Abstract

Finger-vein verification is a highly secure biometric authentication that has been widely investigated over the last years. One of its challenges, however, is the possible degradation of image quality, that results in spurious and missing vein patterns, which increases the verification error. Despite recent advances in finger-vein quality assessment, the proposed solutions are limited as they depend on human expertise and domain knowledge to extract handcrafted features for assessing quality. We have proposed, recently, the first deep neural network (DNN) framework for assessing finger-vein quality, that does not require manual labeling of high and low quality images, as is the case for state of the art methods, but infers such annotations automatically based on an objective indicator, the biometric verification decision.
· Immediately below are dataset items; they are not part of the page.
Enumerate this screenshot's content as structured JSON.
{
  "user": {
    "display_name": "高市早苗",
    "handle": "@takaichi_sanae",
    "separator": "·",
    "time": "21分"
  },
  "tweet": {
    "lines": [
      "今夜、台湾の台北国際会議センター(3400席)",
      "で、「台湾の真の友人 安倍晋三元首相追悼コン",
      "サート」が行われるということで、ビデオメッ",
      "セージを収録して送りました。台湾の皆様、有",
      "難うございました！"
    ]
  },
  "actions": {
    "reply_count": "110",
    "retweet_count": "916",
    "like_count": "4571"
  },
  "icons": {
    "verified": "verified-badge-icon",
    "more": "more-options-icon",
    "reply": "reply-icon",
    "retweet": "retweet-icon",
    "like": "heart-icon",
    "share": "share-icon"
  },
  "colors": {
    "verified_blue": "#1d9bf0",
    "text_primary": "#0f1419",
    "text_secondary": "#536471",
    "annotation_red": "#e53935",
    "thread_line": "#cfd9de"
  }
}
This framework has significantly outperformed the existing methods, whether the input image is in grayscale or is binary. Motivated by these performances, we propose, in this work, a representation learning of finger vein image quality, where a DNN takes as input conjointly the grayscale and binary versions of the input image to predict vein quality. Our model allows to learn the joint representation from grayscale and binary images, for quality assessment. The experimental results, obtained on a large public dataset, demonstrates that our proposed method accurately identifies high and low quality images, and outperforms other techniques in terms of equal error rate (EER) minimization, including our previous DNN models, based either on grayscale or binary input.